Personal information
- Born: June 4, 1985 (age 41) Los Alamitos, California
- Height: 196 cm (6 ft 5 in)
- Weight: 98 kg (216 lb)

Sport
- Sport: Water Polo
- Position: Center Defender (2-meter)
- College team: University of California, Irvine
- Club: Newport Water Polo Foundation Newport Beach
- Coached by: Ted Newland, Marc Hunt (UC Irvine) Ted Schroeder ('08 Olympics)

Medal record
Men's water polo
Representing the United States
Olympic Games
| Silver medal – second place | 2008 Beijing | Team |
Pan American Games
| Gold medal – first place | 2011 Guadalajara | Team |

= Tim Hutten =

American water polo player (born 1985)

Timothy Julien Hutten (born June 4, 1985) is an American water polo player who competed for the University of California, Irvine, and represented the United States men's national water polo team at the 2008 Beijing Olympics where the team won a silver medal, the first U.S. medal in the sport for two decades. Hutten also competed at the 2012 Summer Olympics where the U.S. team placed eighth. As an exceptional college athlete, Hutten won the Peter J. Cutino award in 2008, given to that year's top collegiate water polo player.

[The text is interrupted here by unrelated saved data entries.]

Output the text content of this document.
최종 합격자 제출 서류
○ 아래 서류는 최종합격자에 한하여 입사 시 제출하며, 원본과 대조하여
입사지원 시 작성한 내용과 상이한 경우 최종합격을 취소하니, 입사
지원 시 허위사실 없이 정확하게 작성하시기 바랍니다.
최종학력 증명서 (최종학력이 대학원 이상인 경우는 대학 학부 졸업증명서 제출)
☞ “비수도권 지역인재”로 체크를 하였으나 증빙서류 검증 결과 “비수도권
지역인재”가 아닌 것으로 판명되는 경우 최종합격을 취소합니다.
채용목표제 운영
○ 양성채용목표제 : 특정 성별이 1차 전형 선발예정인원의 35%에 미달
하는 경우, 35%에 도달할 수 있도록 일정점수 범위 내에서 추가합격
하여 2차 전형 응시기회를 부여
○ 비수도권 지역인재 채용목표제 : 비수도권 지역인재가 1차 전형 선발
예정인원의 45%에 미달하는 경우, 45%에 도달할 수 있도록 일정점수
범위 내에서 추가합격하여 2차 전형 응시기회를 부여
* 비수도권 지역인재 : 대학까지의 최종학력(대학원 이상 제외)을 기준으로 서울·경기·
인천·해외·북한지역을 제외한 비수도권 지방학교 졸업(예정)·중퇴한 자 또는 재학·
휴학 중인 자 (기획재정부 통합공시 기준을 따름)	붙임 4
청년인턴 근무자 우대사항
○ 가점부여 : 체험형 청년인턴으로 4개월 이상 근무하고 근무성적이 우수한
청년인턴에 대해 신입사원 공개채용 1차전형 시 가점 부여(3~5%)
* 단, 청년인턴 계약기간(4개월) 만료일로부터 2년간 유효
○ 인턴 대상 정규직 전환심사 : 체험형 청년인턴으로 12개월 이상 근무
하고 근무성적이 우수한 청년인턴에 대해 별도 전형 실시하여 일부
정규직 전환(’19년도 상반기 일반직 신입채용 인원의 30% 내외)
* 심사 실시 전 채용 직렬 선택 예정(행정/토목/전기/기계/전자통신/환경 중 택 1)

Tim Hutten was born June 4, 1985 to Cindy and Julien Hutten in Los Alamitos, California, and grew up around Seal Beach where he was a 2003 graduate of Los Alamitos High School. Taking to the water as an infant, Hutten started swimming at the Seal Beach Community pool in his first year escorted by his mother. While in eighth grade at Oak Middle School, Hutten won a second place prize in a local photography contest. Hutten was a strong swimmer, and enjoyed surfing in his early years, frequently spending time at the beach. From an athletic family that valued water polo, Tim's father Julien swam and played water polo for California State Los Angeles, though as he died shortly before Tim's birth, he was unable to see his son's remarkable achievements as an athlete.

== University of California, Irvine ==
Hutten attended classes and played college water polo at the University of California, Irvine where he graduated in 2007, majoring in Political Science. He was trained and managed by coaches Ted Newland and Marc Hunt at U. Cal. Irving, and as a Senior was a 2008 Cutino Award winner. Indicating a particularly high level of achievement in the sport, the Peter J. Cutino award is given to the most outstanding collegiate water polo player of the year.

A noteworthy student, Hutten was an All-academic selection as an athlete at UC Irvine, though had not always scored top marks as a High School underclassman. While at the University of California Irvine, in 2007 he was a Player of the Year for the Mountain Pacific Sports Federation (MPSF), with an exceptional 3.75 average of goals per game, and in the same year was a Most Valuable Player in the MPSF Tournament. Consistently contributing to U. Cal Irvine's water polo team throughout his collegiate career, he earned All-American honors in 2005, 2006, and in 2007, was recognized as an All American first team.

==2008-2012 Olympics==
===2008 Beijing silver medal===
Hutten participated in the Beijing 2008 Olympics in the men's water polo team competition under Head Coach Terry Schroeder, where he was instrumental in leading the U.S. team to the silver medal. Hungary took the gold medal and Serbia took the bronze. At the Beijing water polo semi-finals, Hungary, a pre-Olympic favorite, beat Montenegro 11-9, and the U.S. team, in the other semi-final, had an unexpected victory over the strong men's team from Serbia, with a score of 10-5. For the first three quarters in the final gold and silver medal match between Hungary and the U.S., both teams stayed close, though Hungary held a 9-8 halftime lead. Scoring in the opening of the third quarter, the U.S. team tied the score at 9-9, but Hungary surged ahead with five unanswered goals, winning the gold medal by a score of 14-10, despite the U.S. team making one last goal.

===2012 London Olympics===
Continuing to compete on an elite level, Hutton again represented the U.S. in the August 2012 Olympics in London, where the U.S. placed eighth overall, Croatia took the gold medal, Italy took the silver, and Serbia took the bronze.

===International competition===
In international competition, he was part of the U.S. National team that in 2011 won a gold medal in Guadalajara at the Pan American Games, and in both 2009 and 2011 competed at the FINA World Championships as part of the U.S. team.

===Honors===
As noted earlier, in 2008 Hutten was a recipient of the Peter J. Cutino Trophy.